Any help appreciated. I called Cisco Support but they didn't have an answer.
We have 4 SGE2010P switches in a ring using ports 24 and 48 to connect. All are same hardware and firmware and the stack is working nicely.
Problem is - System - System Management - Stack Management page of web interface shows one link in the ring down yet it does not appear to be down. If we pull a cable from one of the other links then this "down" link is magically back.
1. Is the switch purposely breaking the chain to avoid a loop condition? If so, does that mean a 1-2-3-4 ring requires switch 1 to go the long path through 2 and 3 to communicate with 4?
2. Even if all is working as a ring and this is just a status reporting error, we have a problem in that one link failure cannot be detected since it shows down even when it isn't. That is bad for remote management and I cannot see any way to determine status of all 4 links shorts of visiting all switches and physically eyeing the ports in question.
Any insights appreciated.
I believe the answer to question 1 is yes, as I think the switch uses a least cost algorithm to as you said "break the chain" in a stack.
I would have thought John, that if you remotely bought up the web interface you would see either three or four switches in a stack. Obviously three switches showing in the status screen indicates a failure.
Certainly I can see a ring that has been broken twice resulting in two chains. Goal, however, is to see first break of ring which results in a chain so I can fix it before a second break creates two chains and thus destroys the stack.
As it stands now, I cannot tell if a "link down" message is a real physical failure causing ring to be a chain, or just a logical adjustment by the switch to avoid a loop. Only after another second physical failure would it become clear that the first was physical and not logical and that is too late to do me any good.
I also see a fault in the least cost algorithm as a ring provides option for data to travel shortest direction. If ring is purposely broken into chain by the switch then some paths become longer.
In short, I would hope ring would remain instact and internal routing (STP for example) would handle shortest path and avoiding looping communications. However most important is for me to be able to see a physical failure remotely at first occurence.
Any ideas how to do this?
With this stack, you haven't had to worry about spanning tree, the stack takes care of making sure that a broadcast storm isn't created by a loop, one of the interfaces becomes inactive. But if you had a real interface failure or a stacking port was to fail, the ring topology would still allow all switches in the stack to still be connected.
Well stacking becomes convenient for a few situations;
You always have the option for;
The better more proactive solution is to use a ONPLUS appliance, which will proactively inform you when there is a problem on your end user network.
ONPLUS is more than just a cloud based service, there are alot of benefits of this appliance in fascilitating a pro-active support for your end user.

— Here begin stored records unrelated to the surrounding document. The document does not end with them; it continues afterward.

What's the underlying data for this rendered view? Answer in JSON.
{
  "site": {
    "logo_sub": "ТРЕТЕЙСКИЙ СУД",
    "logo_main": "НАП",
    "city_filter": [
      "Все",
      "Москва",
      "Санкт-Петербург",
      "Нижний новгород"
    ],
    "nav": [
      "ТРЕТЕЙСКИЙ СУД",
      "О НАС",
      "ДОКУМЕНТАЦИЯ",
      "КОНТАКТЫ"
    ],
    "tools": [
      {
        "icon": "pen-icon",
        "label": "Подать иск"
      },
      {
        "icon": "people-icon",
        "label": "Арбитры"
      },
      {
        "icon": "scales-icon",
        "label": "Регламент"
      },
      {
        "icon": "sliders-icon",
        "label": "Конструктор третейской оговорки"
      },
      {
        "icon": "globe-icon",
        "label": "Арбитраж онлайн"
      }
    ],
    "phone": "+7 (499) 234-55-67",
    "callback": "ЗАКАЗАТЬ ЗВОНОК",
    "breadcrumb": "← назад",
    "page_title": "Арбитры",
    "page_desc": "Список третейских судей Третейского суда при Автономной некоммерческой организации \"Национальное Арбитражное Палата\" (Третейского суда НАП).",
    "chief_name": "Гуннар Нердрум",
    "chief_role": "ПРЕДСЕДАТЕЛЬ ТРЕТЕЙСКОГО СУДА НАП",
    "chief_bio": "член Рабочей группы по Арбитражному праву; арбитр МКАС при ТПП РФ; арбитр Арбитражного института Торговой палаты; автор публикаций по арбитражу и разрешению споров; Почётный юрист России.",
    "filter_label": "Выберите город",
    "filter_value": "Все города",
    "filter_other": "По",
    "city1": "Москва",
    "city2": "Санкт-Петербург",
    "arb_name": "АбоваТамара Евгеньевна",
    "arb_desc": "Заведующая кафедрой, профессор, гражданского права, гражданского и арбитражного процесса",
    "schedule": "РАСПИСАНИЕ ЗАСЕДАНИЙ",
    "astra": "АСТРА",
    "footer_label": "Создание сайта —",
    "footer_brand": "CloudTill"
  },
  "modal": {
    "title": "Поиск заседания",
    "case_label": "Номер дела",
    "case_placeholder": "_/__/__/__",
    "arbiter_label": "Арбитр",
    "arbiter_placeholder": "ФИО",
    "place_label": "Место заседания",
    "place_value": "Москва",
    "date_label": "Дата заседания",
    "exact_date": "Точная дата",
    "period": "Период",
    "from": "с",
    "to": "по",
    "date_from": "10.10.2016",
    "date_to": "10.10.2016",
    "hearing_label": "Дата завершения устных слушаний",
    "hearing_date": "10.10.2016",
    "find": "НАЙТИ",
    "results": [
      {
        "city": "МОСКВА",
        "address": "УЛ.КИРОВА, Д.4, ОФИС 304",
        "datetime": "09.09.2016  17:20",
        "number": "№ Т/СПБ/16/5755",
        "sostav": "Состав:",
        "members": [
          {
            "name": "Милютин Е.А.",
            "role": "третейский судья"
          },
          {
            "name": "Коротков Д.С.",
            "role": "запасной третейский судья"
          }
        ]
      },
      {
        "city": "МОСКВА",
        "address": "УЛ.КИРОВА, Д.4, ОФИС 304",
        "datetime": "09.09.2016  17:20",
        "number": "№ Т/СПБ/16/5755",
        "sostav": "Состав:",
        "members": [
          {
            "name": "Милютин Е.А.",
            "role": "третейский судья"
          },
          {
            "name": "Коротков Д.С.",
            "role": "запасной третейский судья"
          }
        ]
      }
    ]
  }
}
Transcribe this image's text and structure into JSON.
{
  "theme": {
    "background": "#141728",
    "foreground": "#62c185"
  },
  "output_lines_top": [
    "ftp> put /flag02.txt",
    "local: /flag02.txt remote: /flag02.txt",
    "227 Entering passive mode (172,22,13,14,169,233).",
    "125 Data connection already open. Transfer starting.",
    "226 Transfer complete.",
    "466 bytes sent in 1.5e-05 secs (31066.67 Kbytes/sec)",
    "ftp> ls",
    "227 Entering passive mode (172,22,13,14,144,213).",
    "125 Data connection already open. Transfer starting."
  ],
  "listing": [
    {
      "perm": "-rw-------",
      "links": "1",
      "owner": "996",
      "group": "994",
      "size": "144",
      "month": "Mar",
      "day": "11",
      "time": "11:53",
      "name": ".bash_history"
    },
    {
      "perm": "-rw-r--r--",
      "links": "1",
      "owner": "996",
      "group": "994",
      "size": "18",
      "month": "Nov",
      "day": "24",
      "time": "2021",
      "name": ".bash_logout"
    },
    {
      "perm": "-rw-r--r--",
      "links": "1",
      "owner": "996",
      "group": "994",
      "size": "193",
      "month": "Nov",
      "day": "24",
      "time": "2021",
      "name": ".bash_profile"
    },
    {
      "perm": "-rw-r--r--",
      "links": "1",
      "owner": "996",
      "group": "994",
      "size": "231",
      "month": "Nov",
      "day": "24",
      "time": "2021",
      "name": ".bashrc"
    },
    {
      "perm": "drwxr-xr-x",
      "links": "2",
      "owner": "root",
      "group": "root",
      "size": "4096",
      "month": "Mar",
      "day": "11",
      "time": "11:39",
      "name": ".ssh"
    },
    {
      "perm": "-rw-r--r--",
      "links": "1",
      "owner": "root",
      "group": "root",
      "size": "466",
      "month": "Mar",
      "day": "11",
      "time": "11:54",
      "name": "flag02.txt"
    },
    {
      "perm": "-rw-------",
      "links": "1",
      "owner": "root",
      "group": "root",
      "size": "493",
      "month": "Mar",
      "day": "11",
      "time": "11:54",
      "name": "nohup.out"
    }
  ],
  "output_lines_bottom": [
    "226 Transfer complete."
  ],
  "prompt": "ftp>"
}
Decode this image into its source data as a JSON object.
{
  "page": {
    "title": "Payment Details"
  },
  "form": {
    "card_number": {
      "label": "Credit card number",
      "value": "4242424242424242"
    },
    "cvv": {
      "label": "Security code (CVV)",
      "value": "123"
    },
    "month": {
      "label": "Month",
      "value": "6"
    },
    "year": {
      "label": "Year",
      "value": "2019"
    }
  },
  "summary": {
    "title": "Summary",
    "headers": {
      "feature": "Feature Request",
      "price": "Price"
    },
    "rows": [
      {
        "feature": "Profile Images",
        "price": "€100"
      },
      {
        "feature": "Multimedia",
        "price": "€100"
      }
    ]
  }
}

We produced p/n ON100-K9 appliance to allow our partners to provide a more proactive professional services enviironment for their customers . Even though my personal network can stand a failure, I utilize a ON100-K9 unit for demonstration purposes .
Because I use my network for experiments and it may change daily, the onplus appliance (p/n ON100-K9) send me quite often emails warning me of changes via the cisco cloud based service. Here is an example below of a warning i receive via email.
For an independent description of ONPLUS appliance and the cloud based service, check out this review from smallnetbuilder
John , I am happy to also have a quick chat via phone to discuss the topology options and better understand your needs. If you wish send me your contact details to;
dhornste at cisco.com (just remove the spaces and replace the at with @ )
Cisco Systems, Inc.
Research Triangle Park
Thanks for all these details, Dave.
We want stack mode so we can manage all switches with one page and so we can use LAG on multiple switches.
My concern now isn't that the stack isn't a ring, but that I can't see whether it is or not. In proper ring operation it shows one link down. That misinformation hides whether that link is actually physically down or just displaying that way. Is there any way around that?
The illustration you have with LAG ring on the switches is intended as a substitute for stack mode? We actually need a LAG ring anyway just to keep transfer rates between the switches decent.
It looks like its Spanning Tree Protocol(STP) bringing down the link, I'd make sure the switch knows they are stack ports, I'm not 100% on how the SGE's stacking works, but that seems to be the look of things, check the STP status on the ports either side of the "down" link, i bet one of them is in blocking mode
Hi John, I'm not sure if I read this right but a "LAG RING"? Essentially you went a "LAG" over the stack ports to get a 2g link between the switches?
This won't work. You will need a SX500 series for the 5g/10g stack ports if you'd like this functionality.